Like it says on the tin. I thought that the rule for deriving $sin{x}$ and $\cos x$ was simply the chain rule; $\displaystyle\frac d{dx}f(g(x))=f'(g(x))g'(x)$; applying to $\cos(x)$, this appears to becomes $-\sin{(-x)}(-1)=\sin(x)$.
However, I know that $\cos(-x)=\cos(x)$, and that $\displaystyle\frac d{dx}\cos(-x)=-\sin{(-x)}$.
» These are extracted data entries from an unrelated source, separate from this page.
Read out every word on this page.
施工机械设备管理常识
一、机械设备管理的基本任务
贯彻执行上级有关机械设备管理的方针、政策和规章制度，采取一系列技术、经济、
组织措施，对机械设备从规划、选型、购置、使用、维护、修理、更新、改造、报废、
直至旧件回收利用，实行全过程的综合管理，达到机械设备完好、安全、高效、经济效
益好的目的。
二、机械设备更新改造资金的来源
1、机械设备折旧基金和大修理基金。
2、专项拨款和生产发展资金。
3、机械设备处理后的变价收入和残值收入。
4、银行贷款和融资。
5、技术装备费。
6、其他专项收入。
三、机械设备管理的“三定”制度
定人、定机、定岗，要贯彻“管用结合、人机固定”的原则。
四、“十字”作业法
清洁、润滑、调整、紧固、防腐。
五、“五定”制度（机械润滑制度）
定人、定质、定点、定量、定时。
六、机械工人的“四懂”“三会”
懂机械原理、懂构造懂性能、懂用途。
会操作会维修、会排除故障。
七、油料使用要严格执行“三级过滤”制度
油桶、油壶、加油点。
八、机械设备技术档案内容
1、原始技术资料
What am I missing? Thank you!
On
$$\frac{d \{\cos(-x)\}}{dx}=\frac{d \{\cos(-x)\}}{d(-x)}\frac{d(-x)}{dx}$$
$$=-\sin(-x)\cdot(-1)=\sin(-x)=-\sin x$$
On
I don't understand how you apply the Chain Rule for the computation of $\frac{d}{dx}\cos(x)$. I you want to use the Chain Rule for $\cos(x)$, you can write
$\frac{d}{dx}(\cos(x))=\frac{d}{dx}(\sin(\frac{\pi}{2}-x))=\cos(\frac{\pi}{2}-x)\frac{d}{dx}(\frac{\pi}{2}-x)=-\cos(\frac{\pi}{2}-x)=-\sin(x)$.
Moreover,
$\frac{d}{dx}(\cos(-x))=-\sin(-x)\frac{d}{dx}(-x)=\sin(-x)=-\sin(x)$ since $\sin$ is an odd function. Of course, we obtain the same result that $\frac{d}{dx}(\cos(x))$ since $\cos$ is an even function.
Your computation with the chain rule is correct, but the simplification is not. Since $\sin(-x) = -\sin x$, you have
$$- \sin(-x)(-1) = (-1)^3 \sin x = - \sin x$$
agreeing with the other calculation.